Lo stornello nell’ottocento era un po’ la radio, la stampa, la televisione, l’Internet di oggi e negli anni duemila il rap svolge un po’ la stessa funzione, soprattutto quello che mi piace, quello vero, che viene dei centri sociali e dalle periferie, che racconta la droga, la vita dura dei ragazzi nelle zone di cintura, i disagi, la disoccupazione, pur essendo divertente e seguito dai giovani.

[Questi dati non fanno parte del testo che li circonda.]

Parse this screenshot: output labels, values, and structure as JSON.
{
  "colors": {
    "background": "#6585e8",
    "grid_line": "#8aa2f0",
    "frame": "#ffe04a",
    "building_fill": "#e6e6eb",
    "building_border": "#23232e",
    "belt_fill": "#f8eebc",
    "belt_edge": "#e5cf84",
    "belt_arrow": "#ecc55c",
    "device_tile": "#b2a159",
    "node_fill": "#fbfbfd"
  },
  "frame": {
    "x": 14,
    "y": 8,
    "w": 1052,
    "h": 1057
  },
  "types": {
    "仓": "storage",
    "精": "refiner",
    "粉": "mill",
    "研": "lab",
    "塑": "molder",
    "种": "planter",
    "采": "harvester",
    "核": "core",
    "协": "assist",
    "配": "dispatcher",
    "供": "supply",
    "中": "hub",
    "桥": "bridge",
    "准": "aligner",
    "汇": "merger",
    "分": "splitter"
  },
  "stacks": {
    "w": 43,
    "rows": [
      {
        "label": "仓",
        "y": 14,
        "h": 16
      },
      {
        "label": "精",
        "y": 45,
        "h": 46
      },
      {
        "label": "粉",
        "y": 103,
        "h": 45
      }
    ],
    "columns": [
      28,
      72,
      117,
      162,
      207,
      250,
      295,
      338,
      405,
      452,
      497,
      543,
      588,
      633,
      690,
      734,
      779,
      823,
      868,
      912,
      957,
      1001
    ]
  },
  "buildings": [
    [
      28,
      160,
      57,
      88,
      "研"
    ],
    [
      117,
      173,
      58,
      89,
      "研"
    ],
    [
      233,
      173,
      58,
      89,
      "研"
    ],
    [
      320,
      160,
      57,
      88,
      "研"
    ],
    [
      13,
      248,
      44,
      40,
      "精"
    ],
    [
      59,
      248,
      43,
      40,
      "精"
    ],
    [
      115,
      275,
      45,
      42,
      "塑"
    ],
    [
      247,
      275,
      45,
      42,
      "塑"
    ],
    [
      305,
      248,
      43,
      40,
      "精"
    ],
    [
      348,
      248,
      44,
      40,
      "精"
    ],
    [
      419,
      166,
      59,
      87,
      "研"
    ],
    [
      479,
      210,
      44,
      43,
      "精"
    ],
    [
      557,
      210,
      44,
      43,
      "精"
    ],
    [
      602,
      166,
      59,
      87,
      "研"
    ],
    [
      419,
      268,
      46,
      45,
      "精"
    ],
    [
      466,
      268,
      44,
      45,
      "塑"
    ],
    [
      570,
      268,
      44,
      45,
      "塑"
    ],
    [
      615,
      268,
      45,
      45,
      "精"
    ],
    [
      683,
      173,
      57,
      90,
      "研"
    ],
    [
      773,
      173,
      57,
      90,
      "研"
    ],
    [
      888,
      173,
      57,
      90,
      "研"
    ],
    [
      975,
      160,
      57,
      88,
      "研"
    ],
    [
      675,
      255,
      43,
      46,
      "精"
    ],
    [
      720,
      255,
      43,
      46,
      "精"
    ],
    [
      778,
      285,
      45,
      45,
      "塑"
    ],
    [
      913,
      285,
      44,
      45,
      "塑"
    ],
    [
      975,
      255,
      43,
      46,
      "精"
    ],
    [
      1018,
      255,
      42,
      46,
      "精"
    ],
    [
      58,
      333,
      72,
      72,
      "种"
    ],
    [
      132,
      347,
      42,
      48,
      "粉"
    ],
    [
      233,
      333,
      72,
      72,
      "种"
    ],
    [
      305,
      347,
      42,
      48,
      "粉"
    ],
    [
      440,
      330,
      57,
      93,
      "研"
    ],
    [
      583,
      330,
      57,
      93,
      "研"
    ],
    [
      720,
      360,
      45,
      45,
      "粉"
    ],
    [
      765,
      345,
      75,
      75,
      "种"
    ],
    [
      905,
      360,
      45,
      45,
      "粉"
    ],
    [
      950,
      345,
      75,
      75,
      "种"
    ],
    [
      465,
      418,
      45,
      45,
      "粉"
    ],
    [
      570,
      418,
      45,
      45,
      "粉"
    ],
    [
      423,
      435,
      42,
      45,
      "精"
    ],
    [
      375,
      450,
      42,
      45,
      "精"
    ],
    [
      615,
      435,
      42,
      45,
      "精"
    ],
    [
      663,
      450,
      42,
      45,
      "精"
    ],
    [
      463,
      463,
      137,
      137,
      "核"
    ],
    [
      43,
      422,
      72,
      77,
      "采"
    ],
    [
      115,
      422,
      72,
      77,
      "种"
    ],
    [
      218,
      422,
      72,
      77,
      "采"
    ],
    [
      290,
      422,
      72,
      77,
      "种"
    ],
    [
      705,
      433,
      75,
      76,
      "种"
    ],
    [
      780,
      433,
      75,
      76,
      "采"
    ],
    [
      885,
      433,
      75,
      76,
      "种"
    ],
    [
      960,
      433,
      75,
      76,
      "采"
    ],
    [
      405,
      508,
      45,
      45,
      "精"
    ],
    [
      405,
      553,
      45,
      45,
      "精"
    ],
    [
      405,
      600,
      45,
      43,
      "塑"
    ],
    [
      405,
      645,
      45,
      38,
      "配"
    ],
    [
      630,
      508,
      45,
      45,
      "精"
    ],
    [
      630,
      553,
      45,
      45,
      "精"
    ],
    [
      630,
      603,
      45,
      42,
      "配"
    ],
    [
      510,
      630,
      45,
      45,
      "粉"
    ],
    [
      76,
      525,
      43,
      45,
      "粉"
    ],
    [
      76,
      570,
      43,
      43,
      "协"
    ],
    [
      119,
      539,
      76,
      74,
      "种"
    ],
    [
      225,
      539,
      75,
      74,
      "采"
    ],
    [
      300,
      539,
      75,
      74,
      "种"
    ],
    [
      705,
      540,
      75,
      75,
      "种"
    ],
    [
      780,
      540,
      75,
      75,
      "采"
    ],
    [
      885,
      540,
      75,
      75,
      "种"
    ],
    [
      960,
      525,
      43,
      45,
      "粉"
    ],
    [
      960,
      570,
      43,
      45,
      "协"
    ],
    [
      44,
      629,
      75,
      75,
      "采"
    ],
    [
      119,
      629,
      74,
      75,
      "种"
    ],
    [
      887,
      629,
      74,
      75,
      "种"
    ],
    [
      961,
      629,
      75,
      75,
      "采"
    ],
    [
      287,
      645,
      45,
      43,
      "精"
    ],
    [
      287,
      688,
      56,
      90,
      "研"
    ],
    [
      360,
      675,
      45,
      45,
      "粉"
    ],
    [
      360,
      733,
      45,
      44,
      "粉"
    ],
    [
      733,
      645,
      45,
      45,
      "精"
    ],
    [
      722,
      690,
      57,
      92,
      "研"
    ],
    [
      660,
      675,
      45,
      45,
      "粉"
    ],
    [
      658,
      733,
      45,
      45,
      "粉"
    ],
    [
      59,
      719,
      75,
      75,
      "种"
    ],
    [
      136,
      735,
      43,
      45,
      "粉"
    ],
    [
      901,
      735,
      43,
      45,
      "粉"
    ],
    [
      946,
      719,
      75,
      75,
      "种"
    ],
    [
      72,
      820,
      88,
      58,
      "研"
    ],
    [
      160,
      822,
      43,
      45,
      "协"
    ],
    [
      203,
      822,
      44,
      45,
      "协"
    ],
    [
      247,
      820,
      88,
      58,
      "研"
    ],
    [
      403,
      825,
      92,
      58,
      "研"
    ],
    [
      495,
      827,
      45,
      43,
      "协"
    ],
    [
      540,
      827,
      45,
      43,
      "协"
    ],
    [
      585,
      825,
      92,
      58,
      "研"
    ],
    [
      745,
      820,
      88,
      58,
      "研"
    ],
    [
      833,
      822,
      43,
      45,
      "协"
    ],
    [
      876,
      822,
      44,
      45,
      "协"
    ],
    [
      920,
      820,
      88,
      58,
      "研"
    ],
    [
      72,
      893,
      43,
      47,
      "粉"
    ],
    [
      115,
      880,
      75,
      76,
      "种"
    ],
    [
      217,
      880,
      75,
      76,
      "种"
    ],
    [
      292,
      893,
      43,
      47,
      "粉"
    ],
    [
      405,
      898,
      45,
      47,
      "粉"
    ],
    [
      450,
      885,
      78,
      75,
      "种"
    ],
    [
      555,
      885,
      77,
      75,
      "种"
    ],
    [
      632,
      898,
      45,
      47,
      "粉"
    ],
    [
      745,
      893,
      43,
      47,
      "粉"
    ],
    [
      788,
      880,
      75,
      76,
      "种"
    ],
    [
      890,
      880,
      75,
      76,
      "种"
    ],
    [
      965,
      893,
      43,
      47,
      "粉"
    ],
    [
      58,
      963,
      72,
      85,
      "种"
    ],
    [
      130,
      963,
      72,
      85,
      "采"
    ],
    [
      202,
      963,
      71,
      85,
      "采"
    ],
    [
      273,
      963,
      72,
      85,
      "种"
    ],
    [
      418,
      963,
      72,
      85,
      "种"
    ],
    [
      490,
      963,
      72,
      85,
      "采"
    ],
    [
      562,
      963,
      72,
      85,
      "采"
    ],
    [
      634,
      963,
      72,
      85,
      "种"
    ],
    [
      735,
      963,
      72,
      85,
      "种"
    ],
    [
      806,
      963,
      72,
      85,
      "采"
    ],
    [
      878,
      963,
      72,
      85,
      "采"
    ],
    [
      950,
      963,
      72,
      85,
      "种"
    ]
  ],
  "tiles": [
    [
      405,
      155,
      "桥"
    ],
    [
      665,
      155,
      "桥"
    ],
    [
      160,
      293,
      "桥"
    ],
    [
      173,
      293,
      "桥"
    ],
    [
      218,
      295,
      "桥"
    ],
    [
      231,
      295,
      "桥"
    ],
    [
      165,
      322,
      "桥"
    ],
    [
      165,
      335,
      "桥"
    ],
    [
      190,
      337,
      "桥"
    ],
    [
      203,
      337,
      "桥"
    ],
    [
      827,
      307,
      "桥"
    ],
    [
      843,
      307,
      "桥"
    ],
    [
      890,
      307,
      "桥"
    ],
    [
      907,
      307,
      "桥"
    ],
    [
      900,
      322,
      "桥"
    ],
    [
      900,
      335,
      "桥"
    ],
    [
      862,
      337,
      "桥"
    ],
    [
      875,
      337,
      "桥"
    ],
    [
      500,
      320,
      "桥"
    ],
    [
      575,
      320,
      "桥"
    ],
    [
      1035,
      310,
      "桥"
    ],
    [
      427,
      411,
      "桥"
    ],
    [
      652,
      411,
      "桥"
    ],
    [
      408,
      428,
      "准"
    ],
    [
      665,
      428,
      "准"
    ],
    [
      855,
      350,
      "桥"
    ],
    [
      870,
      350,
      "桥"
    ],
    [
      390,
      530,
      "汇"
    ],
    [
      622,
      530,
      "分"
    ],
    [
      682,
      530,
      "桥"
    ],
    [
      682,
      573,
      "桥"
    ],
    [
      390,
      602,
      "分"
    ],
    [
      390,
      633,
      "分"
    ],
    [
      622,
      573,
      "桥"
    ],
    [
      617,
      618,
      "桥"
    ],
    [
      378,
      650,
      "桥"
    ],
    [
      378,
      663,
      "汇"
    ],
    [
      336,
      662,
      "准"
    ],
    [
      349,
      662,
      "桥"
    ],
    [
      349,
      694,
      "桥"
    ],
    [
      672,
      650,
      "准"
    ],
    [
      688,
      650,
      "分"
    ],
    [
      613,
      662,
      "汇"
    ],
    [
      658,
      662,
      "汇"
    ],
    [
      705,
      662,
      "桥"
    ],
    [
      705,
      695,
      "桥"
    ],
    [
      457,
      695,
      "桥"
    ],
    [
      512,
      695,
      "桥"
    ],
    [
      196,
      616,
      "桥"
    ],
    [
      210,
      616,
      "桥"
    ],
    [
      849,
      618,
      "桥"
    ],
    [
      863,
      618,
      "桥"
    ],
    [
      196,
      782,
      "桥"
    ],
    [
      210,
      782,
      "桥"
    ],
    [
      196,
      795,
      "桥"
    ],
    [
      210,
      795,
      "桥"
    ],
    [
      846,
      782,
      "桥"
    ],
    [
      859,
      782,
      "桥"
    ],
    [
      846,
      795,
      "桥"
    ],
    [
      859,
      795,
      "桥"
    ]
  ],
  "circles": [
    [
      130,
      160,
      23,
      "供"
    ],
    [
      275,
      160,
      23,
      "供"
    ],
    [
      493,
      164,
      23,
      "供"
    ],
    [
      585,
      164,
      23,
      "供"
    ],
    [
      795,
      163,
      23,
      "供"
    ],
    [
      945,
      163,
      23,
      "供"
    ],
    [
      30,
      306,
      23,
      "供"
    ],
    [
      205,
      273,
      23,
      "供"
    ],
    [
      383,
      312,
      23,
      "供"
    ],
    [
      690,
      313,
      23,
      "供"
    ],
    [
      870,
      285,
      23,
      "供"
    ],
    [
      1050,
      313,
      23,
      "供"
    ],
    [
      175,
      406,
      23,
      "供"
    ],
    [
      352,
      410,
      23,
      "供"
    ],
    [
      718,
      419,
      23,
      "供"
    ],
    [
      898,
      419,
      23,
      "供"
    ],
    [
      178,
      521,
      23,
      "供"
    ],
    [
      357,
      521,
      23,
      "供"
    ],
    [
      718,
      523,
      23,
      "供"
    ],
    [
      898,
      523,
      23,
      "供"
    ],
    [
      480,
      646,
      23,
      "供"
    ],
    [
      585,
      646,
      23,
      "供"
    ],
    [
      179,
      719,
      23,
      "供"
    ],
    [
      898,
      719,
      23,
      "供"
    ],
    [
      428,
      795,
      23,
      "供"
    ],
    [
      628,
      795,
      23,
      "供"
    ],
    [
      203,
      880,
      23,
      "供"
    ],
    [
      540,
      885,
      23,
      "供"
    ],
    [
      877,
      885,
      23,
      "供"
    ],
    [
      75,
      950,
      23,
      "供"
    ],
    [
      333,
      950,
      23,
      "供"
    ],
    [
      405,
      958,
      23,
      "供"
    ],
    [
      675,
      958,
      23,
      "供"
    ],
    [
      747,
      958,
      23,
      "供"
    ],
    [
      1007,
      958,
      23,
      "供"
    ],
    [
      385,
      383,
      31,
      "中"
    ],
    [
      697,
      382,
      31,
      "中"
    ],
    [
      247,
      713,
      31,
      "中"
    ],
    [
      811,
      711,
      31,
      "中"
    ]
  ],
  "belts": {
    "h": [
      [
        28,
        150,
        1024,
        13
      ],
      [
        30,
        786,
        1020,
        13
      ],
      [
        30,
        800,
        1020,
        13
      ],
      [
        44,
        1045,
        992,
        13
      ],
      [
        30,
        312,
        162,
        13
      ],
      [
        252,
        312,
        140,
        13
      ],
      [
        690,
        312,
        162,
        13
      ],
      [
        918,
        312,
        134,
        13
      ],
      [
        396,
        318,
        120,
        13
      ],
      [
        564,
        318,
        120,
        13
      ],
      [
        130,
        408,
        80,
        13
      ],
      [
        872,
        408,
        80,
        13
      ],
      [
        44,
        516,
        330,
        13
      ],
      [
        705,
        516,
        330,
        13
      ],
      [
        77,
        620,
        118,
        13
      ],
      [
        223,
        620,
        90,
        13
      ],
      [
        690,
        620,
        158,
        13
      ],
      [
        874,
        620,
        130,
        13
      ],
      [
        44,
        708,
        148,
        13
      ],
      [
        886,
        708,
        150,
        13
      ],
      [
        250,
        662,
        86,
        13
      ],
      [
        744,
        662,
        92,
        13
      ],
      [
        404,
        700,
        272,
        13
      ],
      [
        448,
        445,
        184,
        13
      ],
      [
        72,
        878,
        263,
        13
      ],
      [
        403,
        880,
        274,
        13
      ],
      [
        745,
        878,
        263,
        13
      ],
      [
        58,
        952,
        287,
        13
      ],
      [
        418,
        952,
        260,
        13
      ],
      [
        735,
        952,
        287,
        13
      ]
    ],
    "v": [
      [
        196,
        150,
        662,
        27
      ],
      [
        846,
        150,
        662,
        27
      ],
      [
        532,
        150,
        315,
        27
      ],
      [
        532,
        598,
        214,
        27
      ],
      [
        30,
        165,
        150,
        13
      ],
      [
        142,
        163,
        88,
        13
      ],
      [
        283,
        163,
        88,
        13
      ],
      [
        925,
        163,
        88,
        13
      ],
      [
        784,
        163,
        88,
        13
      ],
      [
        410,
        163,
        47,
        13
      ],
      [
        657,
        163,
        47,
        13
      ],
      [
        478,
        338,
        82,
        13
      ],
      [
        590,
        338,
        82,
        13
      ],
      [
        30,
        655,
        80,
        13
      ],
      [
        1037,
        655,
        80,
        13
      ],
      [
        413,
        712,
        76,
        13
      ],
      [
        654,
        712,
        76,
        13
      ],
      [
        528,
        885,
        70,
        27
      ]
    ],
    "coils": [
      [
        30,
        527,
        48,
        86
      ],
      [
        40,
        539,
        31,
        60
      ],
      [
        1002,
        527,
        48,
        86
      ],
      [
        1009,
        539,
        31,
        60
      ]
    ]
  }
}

Dallo stornello al rap vuol dire un arco di tempo che va dall’ottocento a oggi che ha prodotto anche tanta canzone romana, quella più classica tramandata fino a noi ed è una bella storia.

Il suo impegno per la promozione e diffusione della canzone romana nel mondo è motivato anche dal fatto che quella  napoletana è molto più conosciuta e apprezzata oltre confine…

Ha avuto più fortuna, altri criteri di sviluppo, ha avuto il mecenatismo, l’emigrazione, case editrici importantissime che si sono spostate da Milano a Napoli, invece quella romana no, mai, è sempre stata un po’ bistrattata, basta pensare che nel settecento era considerata la canzone da trattoria per antonomasia anche da intellettuali come Goethe o Massimo D’Azeglio, non la prendevano in considerazione, al contrario di quella napoletana apprezzata invece anche da grandi artisti colti come Pergolesi o Donizetti, Bellini o Rossini. Questo è il momento della riscossa, mi sono stufata di certa stampa di oggi intellettual chic che pensa che la canzone romana sia robaccia e mi da fastidio quando arrivano dei gruppi che all’estero non sono nessuno e invece da noi guadagnano il paginone sui giornali mentre alla nostra canzone, alla nostra tradizione e ai nostri giovani non dedicano spazio neanche quelle testate che dovrebbero parlare di Roma ed esaltarla.

Un impegno che peraltro lei porta avanti da tanto tempo…

Sono quattordici anni che ho iniziato il mio progetto che mira a portare la canzone romana nei grandi teatri dell’opera del mondo, in quelli colti, alla Carnegie Hall di New York per esempio, e ci sono riuscita con riscontri pazzeschi, basta guardare su Internet le reazioni dei giapponesi, che dopo dieci minuti di spettacolo canto Barcarolo romano e loro si alzano tutti in piedi in standing ovation, non mi era mai capitato. Persino quando sono andata a cantare all’Expo in Corea mi avevano avvisato che la gente lì è avara di applausi e che presto si sarebbe alzata per andare via, invece in due ore non si è alzato nessuno e abbiamo fatto venti minuti di bis.

Tornando al concorso, cosa si vince?

I tre ragazzi vincitori si portano a casa 6.000 Euro per farne ciò che vogliono. Inoltre io me li porterò dietro ai miei concerti e ovunque mi sarà possibile. Peraltro proprio in questi giorni un impresario mi ha chiesto il format del concorso e questo qualcosa vorrà dire.

A proposito di Roma città, lei ha aperto un gruppo su Facebook che si chiama Difendi Roma, difenditi da Roma

Al quale mi dedicherò totalmente non appena avrò finito con questo concorso. Adesso tra prove e impegni non riesco a telefonare ai presidenti di municipio e a chi di dovere. Perché quello che voglio dire è di non limitarci a lamentarci, a postare ad esempio foto di immondizia, ma è un invito ad agire, io lo faccio.